Eight Thousand Hunan Girls Went to Tianshan
by Lu Yiping
About This Novel
At the end of 1949, after the peaceful liberation of Xinjiang, the policymakers of the Republic ordered the 200,000 officers and soldiers stationed in Xinjiang to forge swords into plowshares, reclaim wasteland and farmland, and take root in Xinjiang, so as to change the situation in which the cultivation of land has been limited to one generation since the Han Dynasty. To achieve the strategic goal of long-term peace and stability. But "you can't settle down without a wife, and you can't put down roots without children." If the marriage problems of officers and soldiers are not resolved, it will affect the smooth realization of this strategic goal. Therefore, policymakers decided to recruit female soldiers to solve this problem. They first recruited 8,000 Hunan women. Most of these female soldiers are educated young people, including top university students, daughters of Kuomintang generals, and daughters of wealthy businessmen.

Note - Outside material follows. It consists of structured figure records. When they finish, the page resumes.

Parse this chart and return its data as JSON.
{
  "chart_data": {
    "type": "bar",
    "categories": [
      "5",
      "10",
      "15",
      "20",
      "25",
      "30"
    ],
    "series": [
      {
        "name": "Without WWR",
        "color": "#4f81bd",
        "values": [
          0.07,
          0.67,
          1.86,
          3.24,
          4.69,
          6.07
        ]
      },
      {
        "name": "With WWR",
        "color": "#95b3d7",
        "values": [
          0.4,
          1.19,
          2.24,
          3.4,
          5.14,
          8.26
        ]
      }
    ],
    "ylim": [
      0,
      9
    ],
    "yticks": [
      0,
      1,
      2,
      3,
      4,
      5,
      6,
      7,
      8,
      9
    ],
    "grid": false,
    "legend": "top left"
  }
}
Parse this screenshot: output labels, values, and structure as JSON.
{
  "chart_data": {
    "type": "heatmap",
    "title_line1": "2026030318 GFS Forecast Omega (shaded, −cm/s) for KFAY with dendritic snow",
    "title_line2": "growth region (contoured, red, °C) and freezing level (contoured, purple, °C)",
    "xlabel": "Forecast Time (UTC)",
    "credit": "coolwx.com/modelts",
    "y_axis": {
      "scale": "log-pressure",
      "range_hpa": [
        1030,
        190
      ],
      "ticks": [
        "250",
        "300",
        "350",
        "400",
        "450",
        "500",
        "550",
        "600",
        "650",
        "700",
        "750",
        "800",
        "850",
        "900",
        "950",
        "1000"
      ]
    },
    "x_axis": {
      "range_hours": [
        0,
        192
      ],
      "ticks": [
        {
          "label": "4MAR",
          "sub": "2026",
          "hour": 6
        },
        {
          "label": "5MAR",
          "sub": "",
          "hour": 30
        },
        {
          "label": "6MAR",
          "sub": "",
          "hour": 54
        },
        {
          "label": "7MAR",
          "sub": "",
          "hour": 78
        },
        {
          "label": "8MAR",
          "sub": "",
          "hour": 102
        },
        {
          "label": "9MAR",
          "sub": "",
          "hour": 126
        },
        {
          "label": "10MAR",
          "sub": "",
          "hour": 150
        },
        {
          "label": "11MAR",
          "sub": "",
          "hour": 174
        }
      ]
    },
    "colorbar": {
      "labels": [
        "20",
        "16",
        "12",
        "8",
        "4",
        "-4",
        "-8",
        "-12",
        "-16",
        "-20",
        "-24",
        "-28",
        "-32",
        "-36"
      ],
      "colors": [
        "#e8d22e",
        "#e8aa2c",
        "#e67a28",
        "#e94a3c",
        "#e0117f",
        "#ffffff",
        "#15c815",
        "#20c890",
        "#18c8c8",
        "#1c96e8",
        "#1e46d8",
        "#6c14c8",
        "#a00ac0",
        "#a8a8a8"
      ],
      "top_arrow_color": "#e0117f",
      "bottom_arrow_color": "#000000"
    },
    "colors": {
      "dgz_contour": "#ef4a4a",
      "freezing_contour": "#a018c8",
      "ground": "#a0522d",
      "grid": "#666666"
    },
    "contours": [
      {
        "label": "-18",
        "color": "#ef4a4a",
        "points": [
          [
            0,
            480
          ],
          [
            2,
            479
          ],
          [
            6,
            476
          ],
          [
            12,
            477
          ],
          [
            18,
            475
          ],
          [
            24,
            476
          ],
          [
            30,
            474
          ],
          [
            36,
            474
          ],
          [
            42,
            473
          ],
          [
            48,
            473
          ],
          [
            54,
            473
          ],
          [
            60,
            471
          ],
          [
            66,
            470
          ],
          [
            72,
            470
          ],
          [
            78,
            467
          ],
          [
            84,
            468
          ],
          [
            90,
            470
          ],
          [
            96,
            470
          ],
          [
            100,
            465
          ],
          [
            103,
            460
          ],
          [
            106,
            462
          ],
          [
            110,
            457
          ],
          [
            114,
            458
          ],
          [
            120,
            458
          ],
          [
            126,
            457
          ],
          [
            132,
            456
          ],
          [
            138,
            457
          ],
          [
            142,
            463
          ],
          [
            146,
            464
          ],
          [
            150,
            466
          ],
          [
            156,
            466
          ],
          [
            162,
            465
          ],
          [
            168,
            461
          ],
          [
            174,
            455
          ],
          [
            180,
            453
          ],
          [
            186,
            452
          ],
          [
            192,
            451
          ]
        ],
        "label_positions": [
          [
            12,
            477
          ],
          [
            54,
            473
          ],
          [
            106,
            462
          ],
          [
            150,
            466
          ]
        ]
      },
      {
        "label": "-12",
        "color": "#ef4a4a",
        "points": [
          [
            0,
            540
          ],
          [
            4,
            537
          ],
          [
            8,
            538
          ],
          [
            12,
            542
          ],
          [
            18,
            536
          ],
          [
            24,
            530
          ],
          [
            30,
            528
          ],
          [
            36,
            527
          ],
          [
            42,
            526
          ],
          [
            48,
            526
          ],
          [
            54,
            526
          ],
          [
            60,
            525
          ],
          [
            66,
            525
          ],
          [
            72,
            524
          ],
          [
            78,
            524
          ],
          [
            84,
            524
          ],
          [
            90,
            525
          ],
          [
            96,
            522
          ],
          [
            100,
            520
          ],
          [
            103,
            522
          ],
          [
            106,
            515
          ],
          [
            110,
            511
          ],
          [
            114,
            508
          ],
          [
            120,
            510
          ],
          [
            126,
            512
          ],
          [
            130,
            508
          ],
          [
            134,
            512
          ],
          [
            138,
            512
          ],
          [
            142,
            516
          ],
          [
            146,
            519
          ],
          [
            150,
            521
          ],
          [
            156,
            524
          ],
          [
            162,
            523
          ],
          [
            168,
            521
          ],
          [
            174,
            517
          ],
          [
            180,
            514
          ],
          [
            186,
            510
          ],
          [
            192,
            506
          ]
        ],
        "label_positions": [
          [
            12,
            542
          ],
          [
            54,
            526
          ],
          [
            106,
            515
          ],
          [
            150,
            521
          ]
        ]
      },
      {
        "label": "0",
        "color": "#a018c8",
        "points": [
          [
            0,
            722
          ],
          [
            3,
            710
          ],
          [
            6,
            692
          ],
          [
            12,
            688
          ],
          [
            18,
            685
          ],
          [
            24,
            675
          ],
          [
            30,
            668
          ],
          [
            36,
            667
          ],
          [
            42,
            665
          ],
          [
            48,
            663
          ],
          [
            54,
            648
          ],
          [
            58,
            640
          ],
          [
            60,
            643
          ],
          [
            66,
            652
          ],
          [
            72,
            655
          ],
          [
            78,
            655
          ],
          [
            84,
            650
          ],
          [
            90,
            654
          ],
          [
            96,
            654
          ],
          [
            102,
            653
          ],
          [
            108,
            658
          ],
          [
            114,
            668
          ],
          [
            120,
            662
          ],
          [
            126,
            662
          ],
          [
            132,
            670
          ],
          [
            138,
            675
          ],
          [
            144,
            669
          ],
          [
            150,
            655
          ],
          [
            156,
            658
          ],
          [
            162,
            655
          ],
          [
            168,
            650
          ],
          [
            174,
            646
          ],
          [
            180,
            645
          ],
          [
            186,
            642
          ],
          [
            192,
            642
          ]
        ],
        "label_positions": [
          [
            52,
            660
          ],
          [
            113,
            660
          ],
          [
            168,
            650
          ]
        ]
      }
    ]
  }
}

With youthful dreams in mind, everyone marched for several months to reach the distant frontier. From then on, they began to interpret stories of joys and sorrows one after another in this vast Gobi desert, as well as their ideals and pursuits, glory and dreams. They gave birth to future generations and also gave birth to the spirit of love, tolerance, righteousness and perseverance. They are known as the "first generation mothers in the wasteland of Xinjiang". This reportage is written in the form of "oral narrative". The fate of the Hunan women reported in it is actually the epitome of the fate of eight thousand Hunan women. It is a collective memoir of the female soldiers who entered Xinjiang, a document narrated by them, and a historical testimony. It is the first comprehensive revelation of historical facts that have been dusted away, and an effort to restore the obliterated public memory. To write this book, the author spent five years, revised the manuscript three times, and visited hundreds of Hunan women in Hunan, Beijing, Sichuan and the Xinjiang Production and Construction Corps. After some chapters were published and serialized in newspapers and periodicals, they received a strong response and won the China Reportage Award and the Kunlun Literary Award.